In patients with acute coronary syndromes not routinely scheduled for early coronary revascularization, glycoprotein IIb/IIIa inhibitors reduced the combined end point of death or myocardial infarction but increased major bleeding complications.

Source of funding: Not stated.

For correspondence: Dr. E. Boersma, University Hospital Rotterdam, Rotterdam, The Netherlands. E-mail

Table. Glycoprotein (GP) IIb/IIIa inhibitors vs placebo or control for acute coronary syndromes not routinely scheduled for coronary revascularization*

Outcomes GP IIb/IIIa inhibitors Placebo or control RRR (95% CI) NNT (CI)
Death or MI at 5 d 5.7% 6.9% 15% (7 to 22) 97 (67 to 223)
Death or MI at 30 d 11% 12% 8% (2 to 14) 106 (63 to 479)
Death at 5 d 1.2% 1.3% 7% (−14 to 24) Not significant
Death at 30 d 3.4% 3.7% 9% (−3 to 18) Not significant
CABG or PCI at 5 d 18% 20% 4% (−1 to 8) Not significant
CABG or PCI at 30 d 38% 39% 1% (−2 to 4) Not significant
Death or MI at 30 d (men only) 10% 13% 17% (10 to 23) 47 (36 to 82)
Death or MI at 30 d (women only) 12% 10% 13% (1 to 26) 73 (37 to 1072)
Major bleeding at 30 d 2.4% 1.4% 61% (35 to 92) 121 (80 to 207)

*CABG = coronary artery bypass grafting; MI = myocardial infarction; PCI = percutaneous coronary intervention. Other abbreviations defined in Glossary; RRR, RRI, NNT, NNH, and CI calculated from data in article.


The acute coronary syndromes are unstable angina pectoris (UA) and non–ST-elevation MI (NSTEMI). The meta-analysis by Boersma and colleagues summarizes the treatment results of 4 platelet GP IIb/IIIa inhibitors from 6 randomized trials. The combined end point of death or nonfatal MI was reduced, but the individual end point reductions did not reach statistical significance. Of the drugs evaluated in the 6 trials, eptifibatide and tirofiban, but not lamifiban or abciximab, are currently approved for use in the United States for patients with acute coronary syndromes not routinely scheduled for coronary revascularization.

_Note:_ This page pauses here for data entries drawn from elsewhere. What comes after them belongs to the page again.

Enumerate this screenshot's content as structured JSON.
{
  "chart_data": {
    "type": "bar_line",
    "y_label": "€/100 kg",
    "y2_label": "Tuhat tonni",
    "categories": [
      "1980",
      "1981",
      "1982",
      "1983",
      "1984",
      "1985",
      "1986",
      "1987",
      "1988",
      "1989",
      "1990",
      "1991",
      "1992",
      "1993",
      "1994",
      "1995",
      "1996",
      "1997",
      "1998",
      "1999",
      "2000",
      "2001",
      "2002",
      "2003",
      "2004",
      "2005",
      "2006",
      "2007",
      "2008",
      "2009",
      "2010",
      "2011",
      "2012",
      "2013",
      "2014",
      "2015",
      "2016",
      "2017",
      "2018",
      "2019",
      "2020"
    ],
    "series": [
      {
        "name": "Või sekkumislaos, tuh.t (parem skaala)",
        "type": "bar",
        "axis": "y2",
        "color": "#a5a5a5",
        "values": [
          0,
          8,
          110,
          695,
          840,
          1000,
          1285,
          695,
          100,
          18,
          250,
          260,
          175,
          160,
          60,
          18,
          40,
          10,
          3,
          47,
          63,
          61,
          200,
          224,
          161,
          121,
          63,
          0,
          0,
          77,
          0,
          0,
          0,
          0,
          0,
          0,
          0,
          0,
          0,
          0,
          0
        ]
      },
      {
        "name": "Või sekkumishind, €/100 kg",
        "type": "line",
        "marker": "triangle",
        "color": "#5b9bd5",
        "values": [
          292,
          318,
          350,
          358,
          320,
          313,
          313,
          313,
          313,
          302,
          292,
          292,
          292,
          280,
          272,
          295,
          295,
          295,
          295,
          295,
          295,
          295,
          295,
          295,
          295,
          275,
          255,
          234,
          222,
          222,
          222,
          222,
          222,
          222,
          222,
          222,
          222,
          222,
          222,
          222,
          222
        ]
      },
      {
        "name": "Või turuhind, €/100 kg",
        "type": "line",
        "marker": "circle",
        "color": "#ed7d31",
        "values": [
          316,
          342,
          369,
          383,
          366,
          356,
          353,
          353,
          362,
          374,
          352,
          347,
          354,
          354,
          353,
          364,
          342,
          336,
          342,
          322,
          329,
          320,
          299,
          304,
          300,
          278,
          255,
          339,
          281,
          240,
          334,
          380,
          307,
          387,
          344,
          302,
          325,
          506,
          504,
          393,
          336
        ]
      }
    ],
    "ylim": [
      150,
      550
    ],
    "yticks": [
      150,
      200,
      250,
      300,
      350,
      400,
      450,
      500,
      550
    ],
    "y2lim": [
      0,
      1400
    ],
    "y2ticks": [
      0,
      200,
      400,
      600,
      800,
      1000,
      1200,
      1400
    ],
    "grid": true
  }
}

Two subgroup analyses are noteworthy. First, the treatment benefit was present in patients with positive troponin values (odds ratio [OR] 0.85, 95% CI 0.71 to 1.03) but not in those with negative values (OR 1.17, CI 0.94 to 1.44). One conclusion might be that use of these agents should be limited to patients with NSTEMI. Many patients diagnosed with UA are actually misdiagnosed and do not have acute vascular injury; thus, they would not benefit from antithrombotic therapy. Second, although not scheduled for coronary revascularization, 38% of patients actually had PCI or CABG within 30 days. They benefited from treatment (OR 0.89, CI 0.80 to 0.98), whereas those who did not have revascularization did not appear to benefit (OR 0.95, CI 0.86 to 1.05). The 2002 American College of Cardiology–American Heart Association guidelines (1) conclude that “GP IIb/IIIa inhibitors are of substantial benefit in patients with UA/NSTEMI who undergo PCI; they are of modest benefit in patients who are not routinely scheduled to undergo PCI (but who may do so); and they are of questionable benefit in patients who do not undergo PCI.” The women in this analysis were more likely to have negative troponin values and less likely to have revascularization, which probably explains the reported sex difference in treatment effect. Current trials are evaluating combinations of GP IIb/IIIa antagonists, clopidogrel, and enoxaparin.

Eric R. Bates, MD
University of Michigan
Ann Arbor, Michigan, USA


1. American College of Cardiology/American Heart Association. 2002 guideline update for the management of patients with unstable angina and non-ST-segment elevation myocardial infarction.